To answer this question, the story continues with DEEP BETRAYAL, which is told from Lily’s point of view. It was difficult for me–after spending so much time in Calder’s head–to switch to the voice of a more typical teenaged character. Now we see the world through a different lens: that of an 18-year-old girl with romantic notions, but also with a healthy dose of insecurity. She doesn’t know what direction her life will take. What I found most fun about writing these two novels (and the final book in the trilogy, PROMISE BOUND) was playing with the point I made at the beginning of this post: namely, that different people view the same set of events in very different ways. They bring with them their own past experiences and their own prejudices; and these things color the way they see the world.

As I think about my favorite books, it’s these different lenses that I find most interesting. How can you trust your narrator if you don’t know if his/her lens is completely in focus? As a means of highest example, in the Harry Potter series, the reader’s impression of Severus Snape through the course of seven novels is completely misdirected simply because of Harry’s prejudice and out-of-focus lens.
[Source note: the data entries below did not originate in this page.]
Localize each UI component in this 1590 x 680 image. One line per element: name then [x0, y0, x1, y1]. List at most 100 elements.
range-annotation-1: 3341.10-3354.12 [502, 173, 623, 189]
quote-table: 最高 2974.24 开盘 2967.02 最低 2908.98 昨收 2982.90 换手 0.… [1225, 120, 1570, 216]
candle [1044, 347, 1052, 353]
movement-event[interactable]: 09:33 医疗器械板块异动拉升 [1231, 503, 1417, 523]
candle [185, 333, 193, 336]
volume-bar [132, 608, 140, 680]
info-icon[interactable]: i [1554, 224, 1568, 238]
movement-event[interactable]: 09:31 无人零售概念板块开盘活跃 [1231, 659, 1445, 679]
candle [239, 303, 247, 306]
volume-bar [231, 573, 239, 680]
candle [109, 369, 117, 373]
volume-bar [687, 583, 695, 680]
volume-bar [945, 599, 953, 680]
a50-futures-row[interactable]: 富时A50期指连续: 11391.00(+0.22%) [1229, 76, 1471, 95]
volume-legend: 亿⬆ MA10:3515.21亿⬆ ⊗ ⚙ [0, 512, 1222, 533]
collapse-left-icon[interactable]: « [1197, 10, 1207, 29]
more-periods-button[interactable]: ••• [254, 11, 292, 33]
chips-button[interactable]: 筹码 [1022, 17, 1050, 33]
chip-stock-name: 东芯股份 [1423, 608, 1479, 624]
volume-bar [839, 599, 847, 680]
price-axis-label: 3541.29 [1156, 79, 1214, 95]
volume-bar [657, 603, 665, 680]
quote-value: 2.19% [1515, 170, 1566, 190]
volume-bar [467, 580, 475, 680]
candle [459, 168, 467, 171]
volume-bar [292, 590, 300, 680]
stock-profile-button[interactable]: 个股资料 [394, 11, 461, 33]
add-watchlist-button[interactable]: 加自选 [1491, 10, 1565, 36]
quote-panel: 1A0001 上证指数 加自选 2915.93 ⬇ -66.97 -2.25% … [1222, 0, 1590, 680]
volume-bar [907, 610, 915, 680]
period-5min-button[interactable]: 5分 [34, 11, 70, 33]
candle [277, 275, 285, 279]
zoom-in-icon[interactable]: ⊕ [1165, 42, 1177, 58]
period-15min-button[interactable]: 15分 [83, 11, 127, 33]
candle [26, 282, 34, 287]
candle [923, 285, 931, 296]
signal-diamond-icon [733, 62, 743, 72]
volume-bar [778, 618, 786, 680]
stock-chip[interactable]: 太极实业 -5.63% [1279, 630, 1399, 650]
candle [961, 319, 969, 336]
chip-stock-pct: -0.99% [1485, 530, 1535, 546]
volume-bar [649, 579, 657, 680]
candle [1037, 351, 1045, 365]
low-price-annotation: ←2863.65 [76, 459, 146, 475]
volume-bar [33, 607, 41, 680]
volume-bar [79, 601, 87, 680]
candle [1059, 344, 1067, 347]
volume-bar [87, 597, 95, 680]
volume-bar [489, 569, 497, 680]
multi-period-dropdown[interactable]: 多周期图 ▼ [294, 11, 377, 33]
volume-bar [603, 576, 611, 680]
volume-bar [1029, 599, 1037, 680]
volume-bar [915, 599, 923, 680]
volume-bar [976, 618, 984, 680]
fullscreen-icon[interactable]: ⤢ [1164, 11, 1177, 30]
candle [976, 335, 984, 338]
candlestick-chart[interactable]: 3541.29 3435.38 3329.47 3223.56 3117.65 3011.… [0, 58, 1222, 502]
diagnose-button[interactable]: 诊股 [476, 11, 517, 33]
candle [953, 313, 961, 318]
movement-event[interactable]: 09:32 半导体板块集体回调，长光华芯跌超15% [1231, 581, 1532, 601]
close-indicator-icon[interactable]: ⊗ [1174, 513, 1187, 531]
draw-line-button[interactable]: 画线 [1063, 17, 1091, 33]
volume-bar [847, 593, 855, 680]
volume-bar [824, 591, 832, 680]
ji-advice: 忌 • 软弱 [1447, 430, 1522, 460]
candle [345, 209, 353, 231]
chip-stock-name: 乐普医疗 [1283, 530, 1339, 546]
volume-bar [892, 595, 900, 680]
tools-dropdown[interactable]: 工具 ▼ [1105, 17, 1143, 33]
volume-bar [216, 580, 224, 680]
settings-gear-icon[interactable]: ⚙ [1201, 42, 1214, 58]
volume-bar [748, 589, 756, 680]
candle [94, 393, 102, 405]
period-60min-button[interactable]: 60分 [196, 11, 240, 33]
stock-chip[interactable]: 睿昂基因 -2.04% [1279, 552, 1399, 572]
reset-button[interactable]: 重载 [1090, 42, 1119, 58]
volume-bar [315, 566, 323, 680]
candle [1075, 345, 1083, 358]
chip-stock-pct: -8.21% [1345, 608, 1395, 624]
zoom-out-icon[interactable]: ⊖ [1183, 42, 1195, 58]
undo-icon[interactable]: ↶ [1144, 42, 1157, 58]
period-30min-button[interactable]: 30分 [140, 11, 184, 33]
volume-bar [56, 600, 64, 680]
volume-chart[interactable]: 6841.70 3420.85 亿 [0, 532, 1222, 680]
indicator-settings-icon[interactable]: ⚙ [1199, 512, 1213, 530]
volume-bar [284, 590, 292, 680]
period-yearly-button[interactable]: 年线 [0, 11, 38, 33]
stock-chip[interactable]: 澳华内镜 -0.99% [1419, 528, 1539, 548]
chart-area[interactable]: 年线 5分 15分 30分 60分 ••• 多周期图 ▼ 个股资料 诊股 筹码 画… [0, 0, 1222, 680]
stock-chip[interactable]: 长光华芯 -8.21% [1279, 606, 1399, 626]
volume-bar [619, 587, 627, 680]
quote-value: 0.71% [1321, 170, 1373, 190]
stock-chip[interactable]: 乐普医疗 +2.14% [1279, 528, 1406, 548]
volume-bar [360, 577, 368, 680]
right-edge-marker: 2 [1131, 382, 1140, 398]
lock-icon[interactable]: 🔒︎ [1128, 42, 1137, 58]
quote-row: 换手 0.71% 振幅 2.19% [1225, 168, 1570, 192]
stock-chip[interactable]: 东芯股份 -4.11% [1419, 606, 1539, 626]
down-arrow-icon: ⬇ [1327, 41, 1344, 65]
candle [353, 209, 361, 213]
Similarly, in the Hunger Games, Katnis’s need to survive does not allow her to fully comprehend that–when it comes to love–Peta isn’t playing the same game she thinks they are playing. Perhaps, seeing different approaches to life play out in books can help us develop more empathy in our own every day lives. In other words, can we put ourselves in someone else’s shoes and get a better understanding of the world? I’d like to think we can.

So now, let’s turn to you. Can you think of any other examples where the point of view character’s (mis)understanding of the world led you in the wrong direction? What point of view is your preference in YA novels?

Anne Greenwood Brown grew up sailing the Apostle Islands on Lake Superior, leaning over the rail and wondering, with a lake that big, that ancient, what amazing thing might flash by. Her novel, LIES BENEATH, tells the tale of Calder White, the only brother in a family of murderous mermaids living in Lake Superior. The sequel, DEEP BETRAYAL, was released on March 12, 2013, and the final book, PROMISE BOUND releases in spring 2014. In addition to her website, you can find Anne on Facebook and Twitter.

One Comment:

  1. I’ve been told that first person is a turn off to editors, but feel comfortable with it in my first and second novels (adult adventure). In hopes of getting published, I caved in and went with third person when writing my third. Your suggestions will help. Thanks.